O'Callaghan spends his twenties in investment banking in London, New York and Asia, working at various times with Credit Suisse and Morgan Stanley. He enters the banking world after studying law in Trinity College, Dublin. O'Callaghan is appointed chief executive of education publisher Riverdeep in 1999 in his early 30s. He works closely with serial IT entrepreneur Pat McDonagh. In 2000, O'Callaghan listed Riverdeep on the Irish stock exchange and on NASDAQ, becoming a poster boy for Ireland's hi-tech economy. The market put a market capitalisation on the company of $2bn. Subsequent to this, O'Callaghan managed and integrated seven other education companies into the Riverdeep structure.
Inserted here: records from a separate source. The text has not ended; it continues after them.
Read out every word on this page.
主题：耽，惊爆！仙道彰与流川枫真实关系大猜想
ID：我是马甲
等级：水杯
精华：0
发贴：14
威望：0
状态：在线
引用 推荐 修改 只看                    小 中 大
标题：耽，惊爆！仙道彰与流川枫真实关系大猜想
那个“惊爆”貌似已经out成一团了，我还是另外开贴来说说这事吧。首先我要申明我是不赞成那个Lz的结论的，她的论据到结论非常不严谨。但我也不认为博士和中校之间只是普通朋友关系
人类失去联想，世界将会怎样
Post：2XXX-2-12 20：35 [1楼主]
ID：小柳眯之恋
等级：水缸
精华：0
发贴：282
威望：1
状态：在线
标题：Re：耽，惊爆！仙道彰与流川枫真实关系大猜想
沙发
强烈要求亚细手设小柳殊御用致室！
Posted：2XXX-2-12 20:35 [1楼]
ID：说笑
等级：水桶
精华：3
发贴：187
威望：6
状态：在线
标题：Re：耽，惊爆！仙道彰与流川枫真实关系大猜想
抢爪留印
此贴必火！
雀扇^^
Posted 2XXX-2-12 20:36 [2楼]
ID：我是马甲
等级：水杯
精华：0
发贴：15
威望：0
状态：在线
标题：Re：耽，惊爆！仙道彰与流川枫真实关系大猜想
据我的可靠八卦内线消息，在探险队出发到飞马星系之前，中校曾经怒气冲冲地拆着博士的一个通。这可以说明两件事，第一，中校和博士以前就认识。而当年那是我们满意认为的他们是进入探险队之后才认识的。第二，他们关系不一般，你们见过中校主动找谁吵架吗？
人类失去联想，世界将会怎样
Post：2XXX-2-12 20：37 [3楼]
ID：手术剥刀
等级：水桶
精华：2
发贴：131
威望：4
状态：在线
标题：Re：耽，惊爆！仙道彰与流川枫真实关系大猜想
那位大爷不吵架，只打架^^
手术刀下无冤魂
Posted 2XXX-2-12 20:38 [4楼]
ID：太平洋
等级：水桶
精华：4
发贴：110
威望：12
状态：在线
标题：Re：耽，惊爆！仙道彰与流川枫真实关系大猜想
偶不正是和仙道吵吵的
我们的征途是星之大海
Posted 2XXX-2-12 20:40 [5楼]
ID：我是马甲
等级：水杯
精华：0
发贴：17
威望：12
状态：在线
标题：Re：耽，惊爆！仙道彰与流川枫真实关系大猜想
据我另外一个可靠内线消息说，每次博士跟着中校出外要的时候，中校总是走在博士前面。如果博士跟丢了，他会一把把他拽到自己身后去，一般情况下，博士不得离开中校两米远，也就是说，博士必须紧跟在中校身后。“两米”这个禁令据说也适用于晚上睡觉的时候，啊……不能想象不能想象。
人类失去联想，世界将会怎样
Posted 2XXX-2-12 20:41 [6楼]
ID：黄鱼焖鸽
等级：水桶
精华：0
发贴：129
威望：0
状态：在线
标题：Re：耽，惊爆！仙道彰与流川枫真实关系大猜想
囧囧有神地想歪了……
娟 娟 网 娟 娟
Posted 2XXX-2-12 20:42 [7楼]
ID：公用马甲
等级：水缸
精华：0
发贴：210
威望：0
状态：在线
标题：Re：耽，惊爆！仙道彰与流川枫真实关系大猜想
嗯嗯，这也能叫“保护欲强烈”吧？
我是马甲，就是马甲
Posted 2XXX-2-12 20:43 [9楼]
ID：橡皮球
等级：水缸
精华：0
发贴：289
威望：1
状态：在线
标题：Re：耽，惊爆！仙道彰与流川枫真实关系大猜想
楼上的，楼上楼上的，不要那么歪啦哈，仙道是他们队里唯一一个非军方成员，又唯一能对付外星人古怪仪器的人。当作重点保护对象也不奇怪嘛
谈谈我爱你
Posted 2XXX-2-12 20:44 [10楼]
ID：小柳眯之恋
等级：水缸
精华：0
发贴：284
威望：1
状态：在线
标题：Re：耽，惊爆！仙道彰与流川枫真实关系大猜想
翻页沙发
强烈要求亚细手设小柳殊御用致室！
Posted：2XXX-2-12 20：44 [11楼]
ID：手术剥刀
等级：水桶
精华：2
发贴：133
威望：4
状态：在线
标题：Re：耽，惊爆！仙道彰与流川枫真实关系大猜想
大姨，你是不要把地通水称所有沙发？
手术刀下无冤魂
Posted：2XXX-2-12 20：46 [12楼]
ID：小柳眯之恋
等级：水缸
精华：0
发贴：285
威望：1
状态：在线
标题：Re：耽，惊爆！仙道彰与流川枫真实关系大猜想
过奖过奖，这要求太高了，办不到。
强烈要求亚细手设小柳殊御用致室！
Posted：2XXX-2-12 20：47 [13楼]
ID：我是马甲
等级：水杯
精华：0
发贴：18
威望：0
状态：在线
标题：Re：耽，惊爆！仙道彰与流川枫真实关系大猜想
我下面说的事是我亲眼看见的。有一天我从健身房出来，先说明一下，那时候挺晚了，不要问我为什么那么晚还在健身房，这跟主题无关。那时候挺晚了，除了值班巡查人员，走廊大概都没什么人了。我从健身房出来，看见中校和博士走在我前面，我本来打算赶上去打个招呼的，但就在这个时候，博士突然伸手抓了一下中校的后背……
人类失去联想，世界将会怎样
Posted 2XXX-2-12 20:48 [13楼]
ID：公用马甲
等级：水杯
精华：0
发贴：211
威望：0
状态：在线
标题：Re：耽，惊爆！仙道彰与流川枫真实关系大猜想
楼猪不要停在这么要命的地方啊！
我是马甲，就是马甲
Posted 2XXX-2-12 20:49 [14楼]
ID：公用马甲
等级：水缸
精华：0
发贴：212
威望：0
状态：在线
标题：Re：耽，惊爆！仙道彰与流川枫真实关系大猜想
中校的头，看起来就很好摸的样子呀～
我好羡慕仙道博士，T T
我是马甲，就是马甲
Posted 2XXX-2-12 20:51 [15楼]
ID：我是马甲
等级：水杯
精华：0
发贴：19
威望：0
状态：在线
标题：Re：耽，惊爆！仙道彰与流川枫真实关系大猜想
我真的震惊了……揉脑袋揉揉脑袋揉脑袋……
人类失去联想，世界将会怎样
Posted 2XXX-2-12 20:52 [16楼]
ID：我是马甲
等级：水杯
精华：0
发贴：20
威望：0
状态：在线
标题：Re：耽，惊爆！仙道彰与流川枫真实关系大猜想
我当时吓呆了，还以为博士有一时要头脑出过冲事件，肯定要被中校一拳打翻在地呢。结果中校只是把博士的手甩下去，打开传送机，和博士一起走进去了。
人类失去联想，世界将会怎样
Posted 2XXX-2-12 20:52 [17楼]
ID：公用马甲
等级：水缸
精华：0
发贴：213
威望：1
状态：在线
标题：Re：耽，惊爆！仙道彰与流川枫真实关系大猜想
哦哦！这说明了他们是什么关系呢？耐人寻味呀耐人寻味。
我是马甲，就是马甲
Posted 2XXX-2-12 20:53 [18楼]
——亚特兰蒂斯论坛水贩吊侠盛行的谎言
In 2002, Riverdeep went private when a group of investors, including O'Callaghan, completed a major takeover deal, advised by Goodbody Stockbrokers.



  • In 2006, in one of the largest deals ever done by an Irish businessman, O'Callaghan effectively merged Riverdeep with a leading US publisher called Houghton Mifflin Company in a deal worth €3.4bn.


"Riverdeep represents an excellent strategic fit with Houghton Mifflin,'' O'Callaghan said of the deal.



  • In 2008, O'Callaghan was again in deal-making mode, with Houghton Mifflin buying fellow US publisher Harcourt Education for $4bn. This left the holding company behind Houghton Mifflin with a large debt load.
  • By 2008 and 2009 markets were getting nervous about the debt load sitting on the balance sheet of this company, known as EMPG. Ratings agencies in particular were anxious that the company could breach the conditions of its loans.
  • In February 2010, bondholders take radical action at the company, converting 60pc of their debt into equity. One group of senior lenders convert $2bn of secured debt into shares in the company.


Another group of mezzanine lenders convert $2.1bn of debt into shares and share warrants. Separate money comes in from a new set of institutional investors. Existing shareholders are hit hard, including O'Callaghan, with their stakes reduced to "near zero''.



  • In March 2011, O'Callaghan steps down from Houghton Mifflin, as senior shareholders, like hedge fund king John Paulson, tighten their grip on the company. O'Callaghan is given one-year contract to act as an advisor to the company.